Gewillt den Rückstand zu verkürzen kam die SG aus der Kabine und erarbeitete sich weiter Chancen. Das Glück war an diesem Tag jedoch nicht auf Seiten der SG. Katastrophaler Defensivleistung war es zu verdanken, dass die Gäste auf 0:6 erhöhten. Dennoch zeigte die Mannschaft Moral und konnte durch die Tore von Kai Kreyenschmidt (Volleyabnahme) und Hauke Meschkat auf 2:6 verkürzen. Kurz vor Schluss kassierte die SG noch das 2:7.

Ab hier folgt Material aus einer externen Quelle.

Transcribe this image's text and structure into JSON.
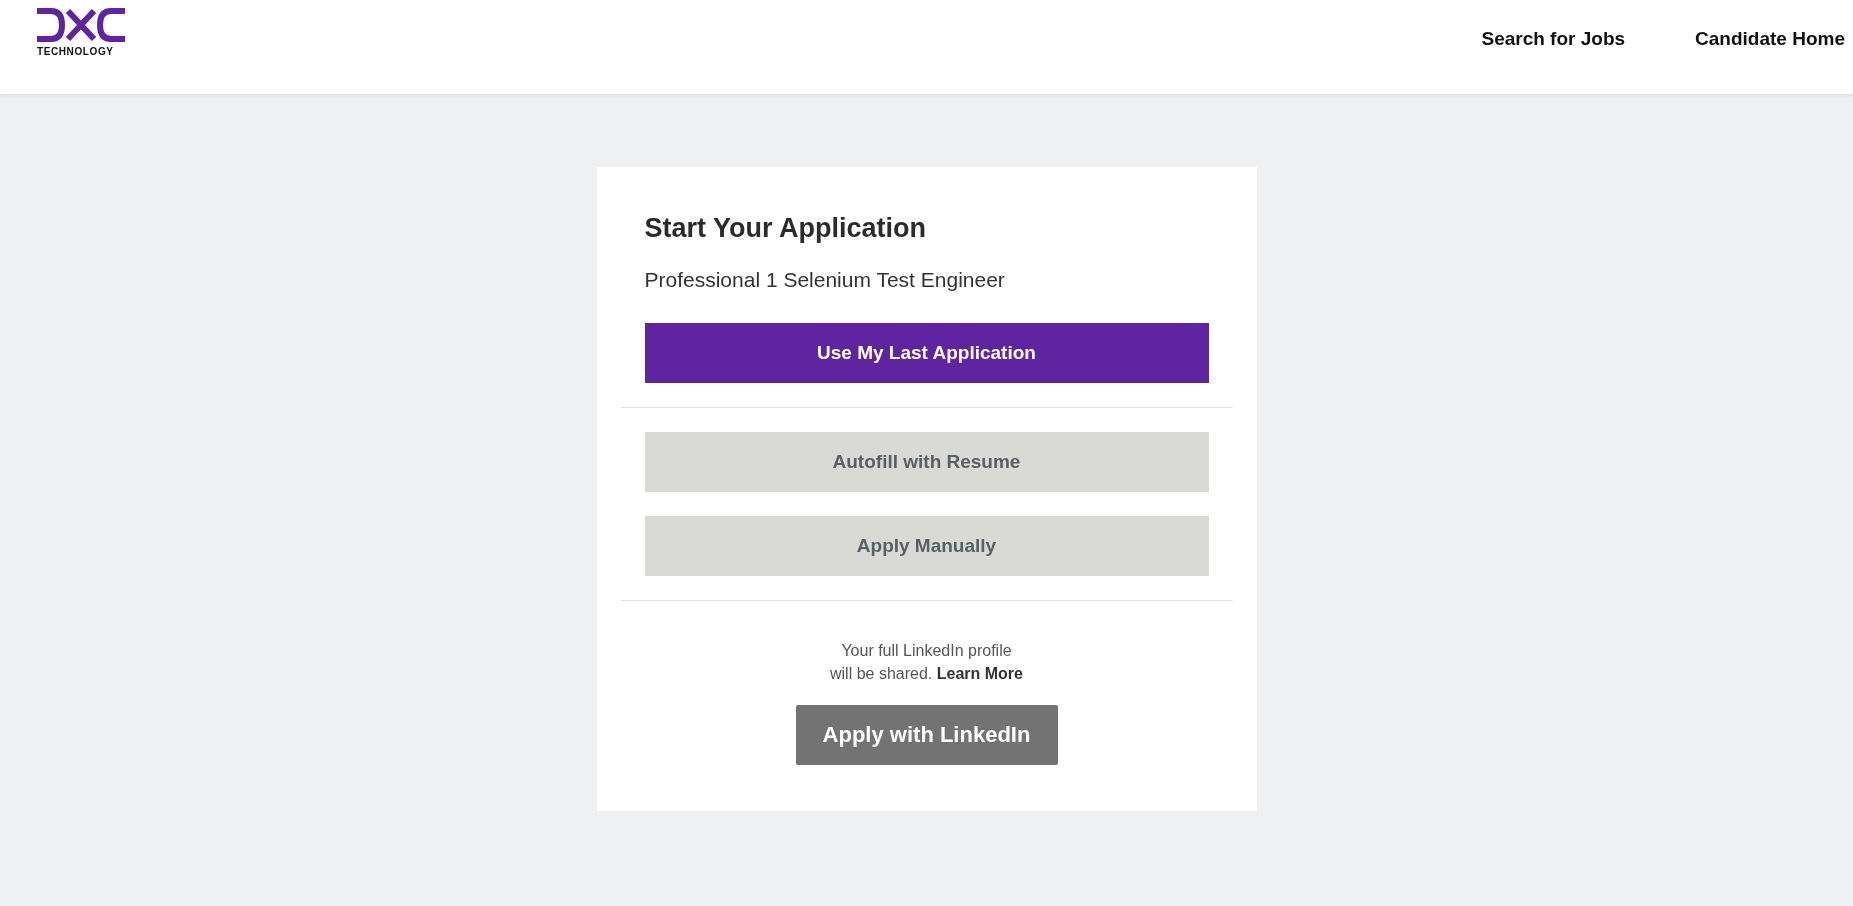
{
  "header": {
    "logo": {
      "text": "TECHNOLOGY"
    },
    "nav": [
      {
        "label": "Search for Jobs"
      },
      {
        "label": "Candidate Home"
      }
    ]
  },
  "card": {
    "title": "Start Your Application",
    "job_title": "Professional 1 Selenium Test Engineer",
    "button_groups": [
      [
        {
          "label": "Use My Last Application",
          "kind": "primary"
        }
      ],
      [
        {
          "label": "Autofill with Resume",
          "kind": "secondary"
        },
        {
          "label": "Apply Manually",
          "kind": "secondary"
        }
      ]
    ],
    "linkedin": {
      "notice": "Your full LinkedIn profile\nwill be shared.",
      "link": "Learn More",
      "button": "Apply with LinkedIn"
    }
  }
}
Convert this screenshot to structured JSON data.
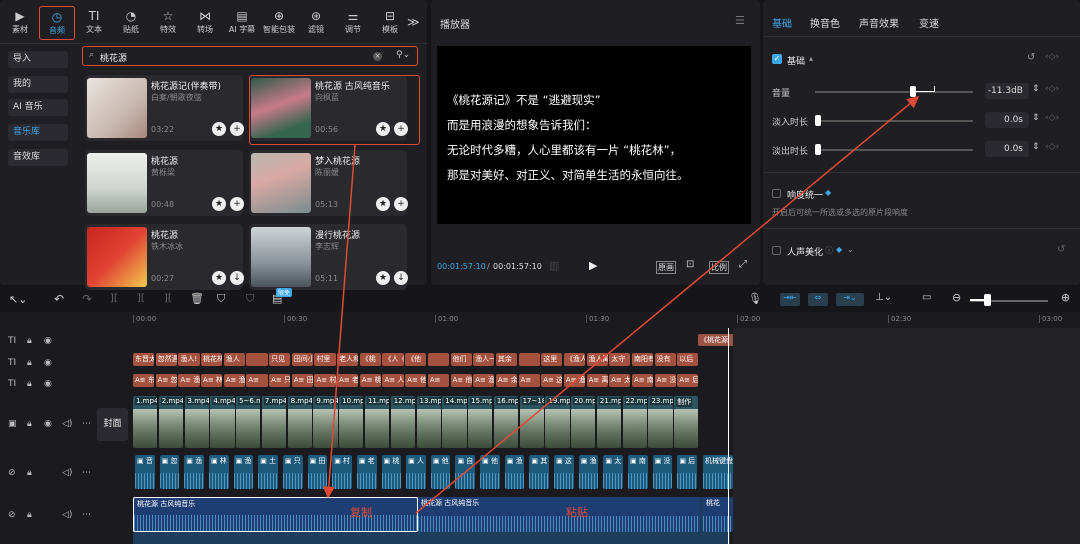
{
  "toolbar": {
    "items": [
      {
        "label": "素材",
        "icon": "media-icon"
      },
      {
        "label": "音频",
        "icon": "audio-icon"
      },
      {
        "label": "文本",
        "icon": "text-icon"
      },
      {
        "label": "贴纸",
        "icon": "sticker-icon"
      },
      {
        "label": "特效",
        "icon": "effect-icon"
      },
      {
        "label": "转场",
        "icon": "transition-icon"
      },
      {
        "label": "AI 字幕",
        "icon": "caption-icon"
      },
      {
        "label": "智能包装",
        "icon": "package-icon"
      },
      {
        "label": "滤镜",
        "icon": "filter-icon"
      },
      {
        "label": "调节",
        "icon": "adjust-icon"
      },
      {
        "label": "模板",
        "icon": "template-icon"
      }
    ],
    "more": "≫"
  },
  "sidebar": {
    "items": [
      "导入",
      "我的",
      "AI 音乐",
      "音乐库",
      "音效库"
    ]
  },
  "search": {
    "value": "桃花源"
  },
  "cards": [
    {
      "title": "桃花源记(伴奏带)",
      "artist": "白案/朝歌夜弦",
      "duration": "03:22"
    },
    {
      "title": "桃花源 古风纯音乐",
      "artist": "向枫蓝",
      "duration": "00:56"
    },
    {
      "title": "桃花源",
      "artist": "黄栎梁",
      "duration": "00:48"
    },
    {
      "title": "梦入桃花源",
      "artist": "陈丽媛",
      "duration": "05:13"
    },
    {
      "title": "桃花源",
      "artist": "铁木冰冰",
      "duration": "00:27"
    },
    {
      "title": "漫行桃花源",
      "artist": "李志辉",
      "duration": "05:11"
    }
  ],
  "player": {
    "title": "播放器",
    "subtitle_lines": [
      "《桃花源记》不是 “逃避现实”",
      "而是用浪漫的想象告诉我们：",
      "无论时代多糟，人心里都该有一片 “桃花林”，",
      "那是对美好、对正义、对简单生活的永恒向往。"
    ],
    "time_current": "00:01:57:10",
    "time_total": "00:01:57:10",
    "btn_original": "原画",
    "btn_ratio": "比例"
  },
  "props": {
    "tabs": [
      "基础",
      "换音色",
      "声音效果",
      "变速"
    ],
    "section": "基础",
    "volume_label": "音量",
    "volume_value": "-11.3dB",
    "volume_level": 0.62,
    "fadein_label": "淡入时长",
    "fadein_value": "0.0s",
    "fadeout_label": "淡出时长",
    "fadeout_value": "0.0s",
    "loudness_label": "响度统一",
    "loudness_desc": "开启后可统一所选或多选的原片段响度",
    "voice_label": "人声美化"
  },
  "timeline": {
    "free_badge": "限免",
    "ruler": [
      "00:00",
      "00:30",
      "01:00",
      "01:30",
      "02:00",
      "02:30",
      "03:00"
    ],
    "cover_label": "封面",
    "text_top": "《桃花源",
    "subtitle_clips": [
      "东晋太",
      "忽然遇",
      "渔人!",
      "桃花林",
      "渔人",
      "",
      "只见",
      "田间小",
      "村里",
      "老人和",
      "《桃",
      "《人《",
      "《他",
      "",
      "他们",
      "渔人一",
      "其余",
      "",
      "这里",
      "《渔人",
      "渔人离",
      "太守",
      "南阳有",
      "没有",
      "以后"
    ],
    "tts_clips": [
      "A≡ 东",
      "A≡ 忽",
      "A≡ 渔",
      "A≡ 林",
      "A≡ 渔",
      "A≡",
      "A≡ 只",
      "A≡ 田",
      "A≡ 村",
      "A≡ 老",
      "A≡ 桃",
      "A≡ 人",
      "A≡ 他",
      "A≡",
      "A≡ 他",
      "A≡ 渔",
      "A≡ 余",
      "A≡",
      "A≡ 这",
      "A≡ 渔",
      "A≡ 离",
      "A≡ 太",
      "A≡ 南",
      "A≡ 没",
      "A≡ 后"
    ],
    "video_clips": [
      "1.mp4",
      "2.mp4",
      "3.mp4",
      "4.mp4",
      "5~6.m",
      "7.mp4",
      "8.mp4",
      "9.mp4",
      "10.mp",
      "11.mp",
      "12.mp",
      "13.mp",
      "14.mp",
      "15.mp",
      "16.mp",
      "17~18",
      "19.mp",
      "20.mp",
      "21.mp",
      "22.mp",
      "23.mp",
      "制作"
    ],
    "voice_clips": [
      "▣ 音",
      "▣ 忽",
      "▣ 渔",
      "▣ 林",
      "▣ 渔",
      "▣ 土",
      "▣ 只",
      "▣ 田",
      "▣ 村",
      "▣ 老",
      "▣ 桃",
      "▣ 人",
      "▣ 他",
      "▣ 自",
      "▣ 他",
      "▣ 渔",
      "▣ 其",
      "▣ 这",
      "▣ 渔",
      "▣ 太",
      "▣ 南",
      "▣ 没",
      "▣ 后"
    ],
    "keyboard_clip": "机械键盘",
    "music_clips": [
      "桃花源 古风纯音乐",
      "桃花源 古风纯音乐",
      "桃花"
    ],
    "annotation_copy": "复制",
    "annotation_paste": "粘贴"
  }
}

Alles in Allem ein Tag zum Vergessen. Betrachtet man die Chancen, müsste das Spiel 8:8 ausgehen. Die Gäste aus Halsbek gingen dennoch hochverdient als Sieger vom Platz, weil sie über 90 Minuten hellwach waren, aggressiv zu Werke gegangen sind und ihre schellen Konter eiskalt genutzt haben. In der kommenden Woche kommt der SV Loy nach E’damm. Hier ist nun die Mannschaft gefragt eine Trotzreaktion zu zeigen um sich für das Spiel gegen SG Halsbek zu rehabilitieren.
Etwas Erfreuliches gab es dennoch. Mathis Meijners (18) wechselt kurz vor Fristende von VfL Bad Zwischenahn I zur SG und wird hoffentlich der Defensive mehr Stabilität verleihen.